For the first 60 days of 2008, demand growth yielded a 0.3 percent increase and occupancy appeared "sluggish," showing at a 1.7 percent decrease. But first-quarter figures do not provide an accurate outlook for the whole year, Lomanno said.
Still, "suppliers should solidify their relationships with buyers in order to prepare for the downturn," said Management Alternatives Inc. consultant Carol Ann Salcito. "It will soon become a buyer's market. This happens every few years; the pendulum swings to the other side."
However, if rates increase in the top 25, it will be a hard blow to the travel managers who had high hopes for seeing the market shift in the buyer's favor.
"The top 25 markets are probably not going to be affected as quickly. That means pricing there is going to stay stronger, longer," said Lomanno. Occupancy rates are still showing positive numbers and until it goes in the red, hoteliers have nothing to fear, he added.
For 2008, PwC predicts U.S. occupancy rates will decrease by 0.9 percent, which would be the first major decrease since 9/11. Also, occupancy rates in the United Kingdom will see signs of decline, according to PwC. However, in many Asia-Pacific business centers, corporate rates will rise further, including some double-digit percentage increases, according to American Express Business Travel.
Both Hanson and Lomanno praised lodging firms for managing costs and maintaining construction debt in preparation for a downturn. Although demand will "certainly" decline, the industry still has limited supply. In the most recent economic boom year, 2006, hotel demand only grew 1.5 percent, but RevPar also grew because even though there was "slow demand growth, there was lousy supply growth keeping occupancy up," Hanson said. "Why is the industry doing so well? [They] had a strong demand growth, but had really, really low supply growth."

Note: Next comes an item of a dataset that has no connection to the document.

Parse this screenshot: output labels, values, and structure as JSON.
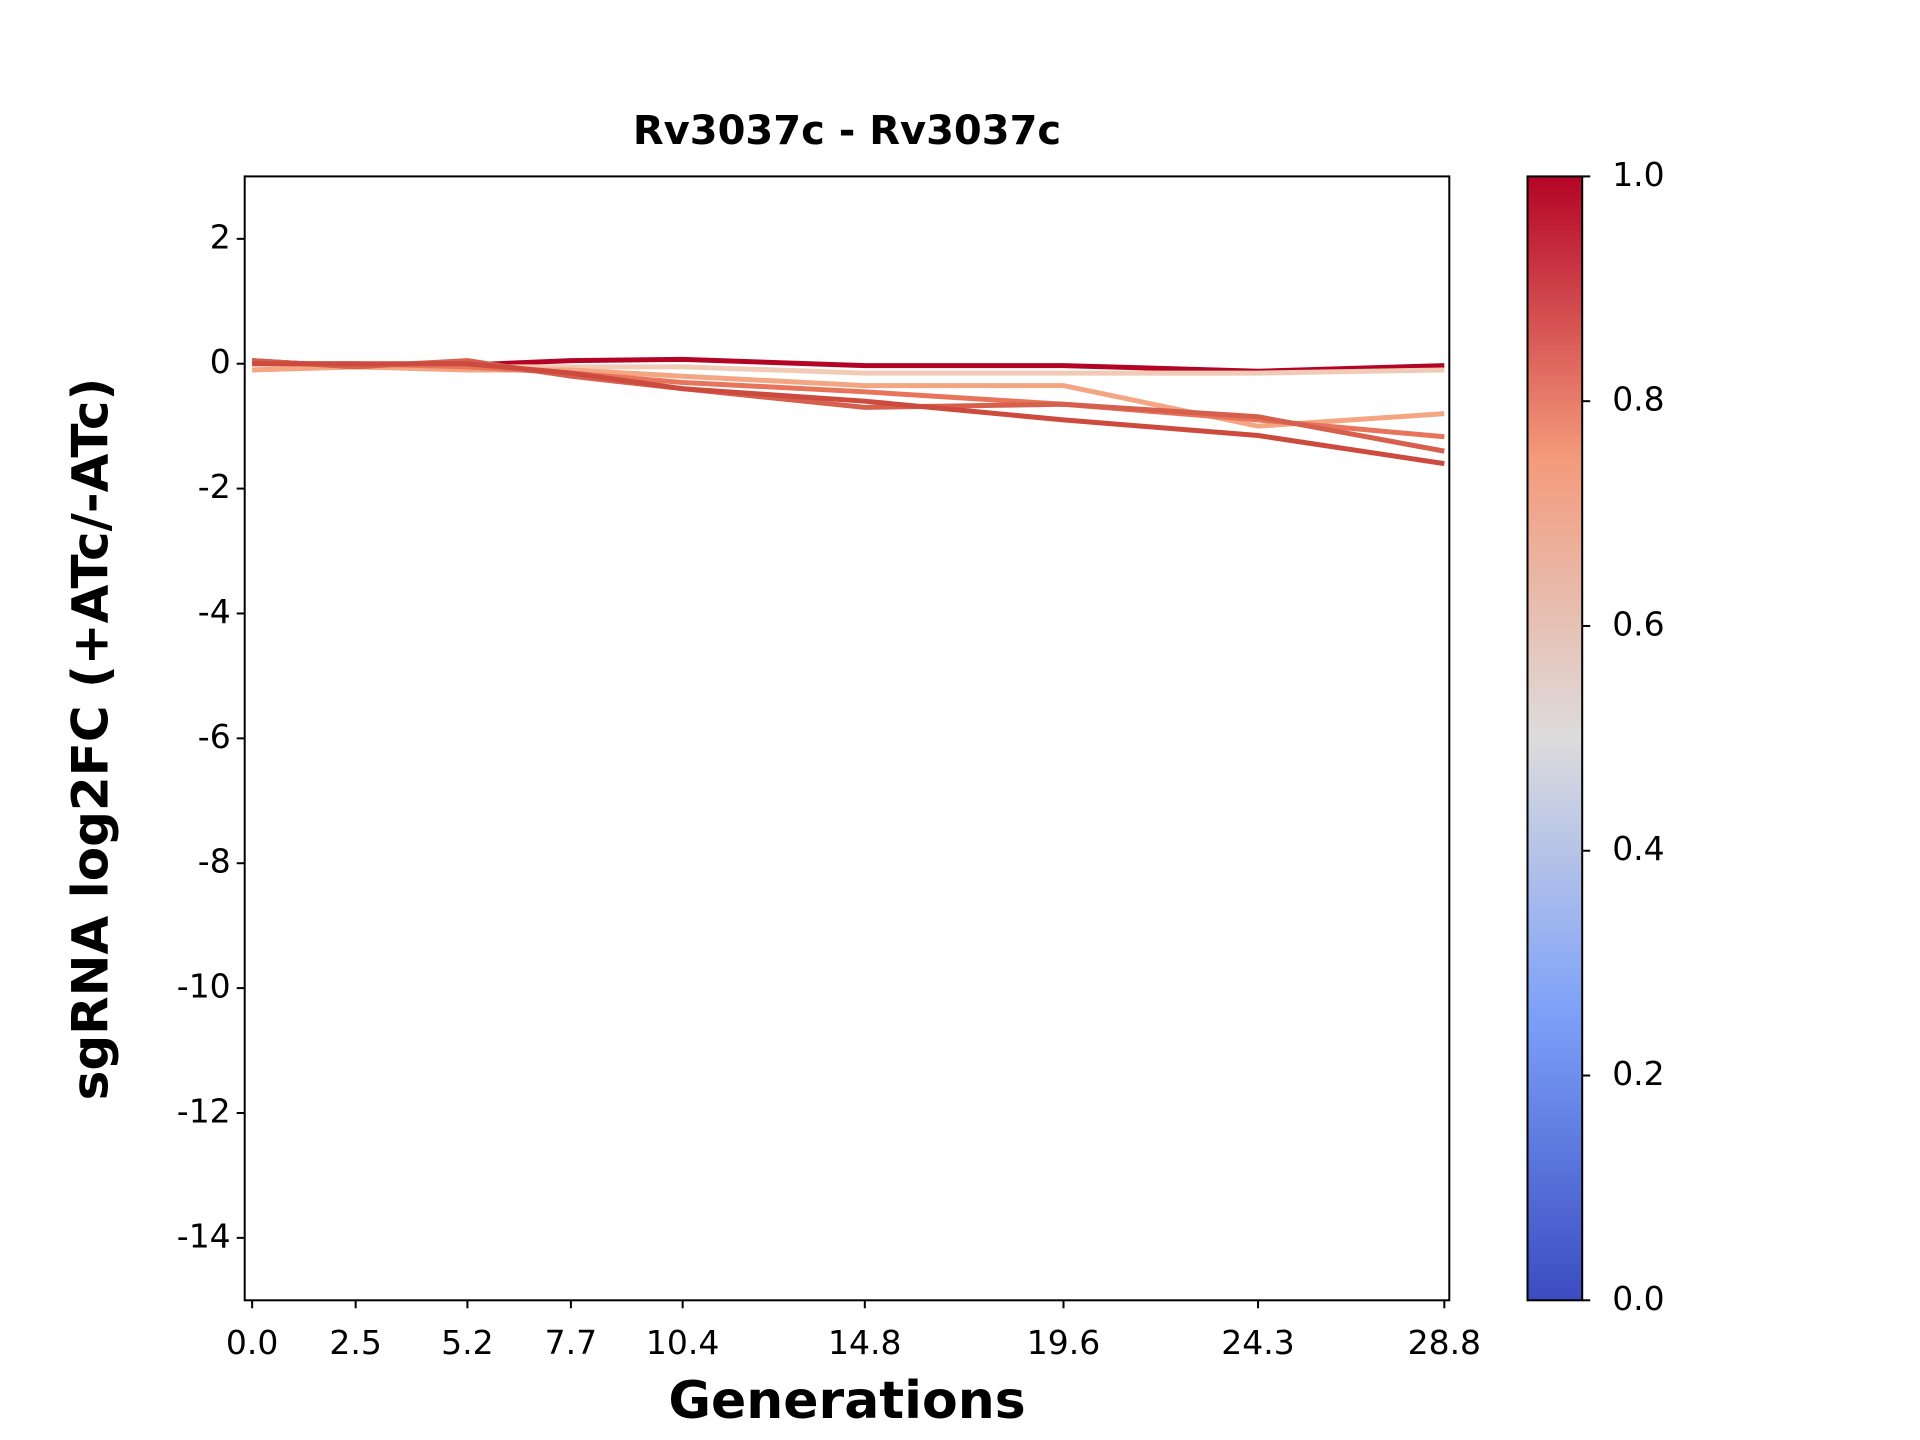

The industry's elasticity has seen a one-to-two economic ratio, meaning as the economy grew 1 percent, lodging demand grew 2 percent. The industry now faces a one-to-one ratio, indicating a slight decline, causing hoteliers to bank on generating other forms of revenue, like increasing fees and surcharges, Hanson said. Indeed, Hanson reported that $1.75 billion was generated by hoteliers in 2007 from such items as mini-bar restocking fees, baggage holding fees and in-room safe surcharges.
"Downturn is something that goes along with the industry cycle," said Lomanno. "It's going to be less of a factor now as opposed to before, but the industry will come back."